You can read about this in man 5 kernel_lockdown.

However, while what the manual says is true, it might leave you thinking "Oh, my swap is encrypted, I'm not concerned by the second point". Well, you are wrong. Hibernation is prevented when swap is unencrypted, but what is missing from the manual is that hibernation is also prevented when swap is encrypted.

These lines show that if we are in lockdown, hibernation is disabled, regardless of the swap state.

We do want these two features, so let's (try to) fix this!

Signing kernel modules

Let's start with the easy part. On Debian, most additional kernel modules will come in the form of DKMS modules. DKMS will take care of recompiling modules whenever a new kernel is installed.

EDIT 2023-08-18: This has changed too, but long ago and I didn't update this guide, sorry! The DKMS script was broken and fixed and changed the configuration format.

Debian has thought of people needing to sign their modules. What you need to do is to simply enable siging in DKMS by editing /etc/dkms/sign_helper.sh and adding the following lines:

mok_signing_key=/root/secureboot/keys/dkms.key
mok_certificate=/root/secureboot/keys/dkms.der

Replace with the appropriate paths for your keys. Now, recompile your current dkms modules to have them signed:

# /usr/lib/dkms/dkms_autoinstaller start `uname -r`

Boom! You're done, one less problem!

Activating hibernation

So why is hibernation blocked in the first place?

This is because during hibernation, you can boot another OS and edit the swap partition, replace kernel code and resume the system. This way you would get unsigned code into the kernel, which is not allowed by kernel lockdown, so it disables hibernation altogether. Except we don't care about this, since our swap is encrypted! Booting another OS will not allow anyone to inject code in the kernel.

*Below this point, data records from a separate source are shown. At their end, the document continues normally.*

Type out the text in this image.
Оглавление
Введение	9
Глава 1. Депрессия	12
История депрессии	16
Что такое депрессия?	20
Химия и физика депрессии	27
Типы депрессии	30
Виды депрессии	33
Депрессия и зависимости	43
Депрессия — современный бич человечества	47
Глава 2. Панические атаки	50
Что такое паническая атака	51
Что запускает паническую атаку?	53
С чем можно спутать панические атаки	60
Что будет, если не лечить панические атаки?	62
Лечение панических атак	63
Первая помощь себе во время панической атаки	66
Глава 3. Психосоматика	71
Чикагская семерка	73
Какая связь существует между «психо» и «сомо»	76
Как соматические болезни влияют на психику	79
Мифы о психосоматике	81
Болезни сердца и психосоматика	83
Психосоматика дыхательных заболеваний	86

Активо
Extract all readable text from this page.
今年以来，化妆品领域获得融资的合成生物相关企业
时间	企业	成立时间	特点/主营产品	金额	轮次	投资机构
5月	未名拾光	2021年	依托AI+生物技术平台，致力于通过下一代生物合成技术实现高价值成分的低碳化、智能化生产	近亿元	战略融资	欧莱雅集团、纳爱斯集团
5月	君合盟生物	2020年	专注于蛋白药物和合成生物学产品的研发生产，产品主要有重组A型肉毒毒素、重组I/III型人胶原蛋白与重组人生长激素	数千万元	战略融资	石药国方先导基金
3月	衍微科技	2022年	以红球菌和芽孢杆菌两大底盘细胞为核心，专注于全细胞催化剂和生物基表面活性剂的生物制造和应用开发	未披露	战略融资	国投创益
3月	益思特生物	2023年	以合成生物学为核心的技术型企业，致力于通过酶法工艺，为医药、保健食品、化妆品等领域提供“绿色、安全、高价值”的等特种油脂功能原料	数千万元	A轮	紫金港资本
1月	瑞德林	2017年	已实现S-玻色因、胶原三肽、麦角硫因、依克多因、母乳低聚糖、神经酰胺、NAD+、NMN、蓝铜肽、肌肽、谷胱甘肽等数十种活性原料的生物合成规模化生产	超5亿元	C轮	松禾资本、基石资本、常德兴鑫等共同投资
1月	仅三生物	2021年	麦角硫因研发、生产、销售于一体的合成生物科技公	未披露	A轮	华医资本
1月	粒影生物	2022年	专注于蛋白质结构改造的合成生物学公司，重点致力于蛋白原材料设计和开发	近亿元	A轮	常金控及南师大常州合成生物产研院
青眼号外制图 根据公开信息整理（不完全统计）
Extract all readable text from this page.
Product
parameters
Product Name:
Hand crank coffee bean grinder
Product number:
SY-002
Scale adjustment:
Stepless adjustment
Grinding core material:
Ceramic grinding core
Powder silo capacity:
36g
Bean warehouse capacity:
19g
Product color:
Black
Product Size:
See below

EDIT 2023-08-18: Someone implemented a solution that encrypts the swap and stores the keys in the TPM. The patches have never been merged though.

We're not gonna disable Secure Boot after all these efforts, and we still want to enable hibernation. We have two solutions here:

$ git clone https://github.com/blastrock/unlockdown.git
$ cd unlockdown
$ make dkmsInstall

# echo unlockdown >> /etc/initramfs-tools/modules
# update-initramfs -u -k all
update-initramfs: Generating /boot/initrd.img-5.16.0-6-amd64
warning: data remaining[91961712 vs 91972527]: gaps between PE/COFF sections?
warning: data remaining[91961712 vs 91972528]: gaps between PE/COFF sections?
Signing Unsigned original image

root=/dev/mapper/machine--vg-root panic=0 ibt=off ro quiet

# dmesg | grep unlockdown
[    8.501198] unlockdown: loading out-of-tree module taints kernel.
[    8.540051] unlockdown: kernel lockdown lifted
# pm-is-supported --hibernate && echo 'Hibernate is supported'
Hibernate is supported

panic=0

Do you remember about that panic=0 part in the kernel command line we put earlier? It means that when the kernel panics, it will not reboot automatically. This is completely unrelated to what we are doing... except that the initrd scripts will interpret that as "do not spawn a root shell if anything goes wrong".

This is a very important feature, because if you have a root shell in your Secure Boot environment, you can just unseal the key from the TPM and decrypt all the data from the disk!

Protect your UEFI setup

This is not strictly necessary in our threat model, but you should put a password on your UEFI setup. This will prevent people from messing around and potentially adding other signatures keys to Secure Boot, even though these keys will alter PCR7 and prevent the TPM from unlocking your drive.

Disable the magic SysRq key

The magic SysRq key allows running some special kernel actions. The most dangerous ones are disabled by default, and you should keep them that way for maximum security.

For example, one of them (f) will invoke the OOM-killer. This function could kill your lockscreen, giving full access to your desktop to a malicious user.

Protect your Secure Boot keys

You don't want your private keys to be too easily available, don't let them lie around in your home directory. You should keep them in a protected folder (like /root) so that only the necessary scripts can access them. Make sure that /root's permissions are 700.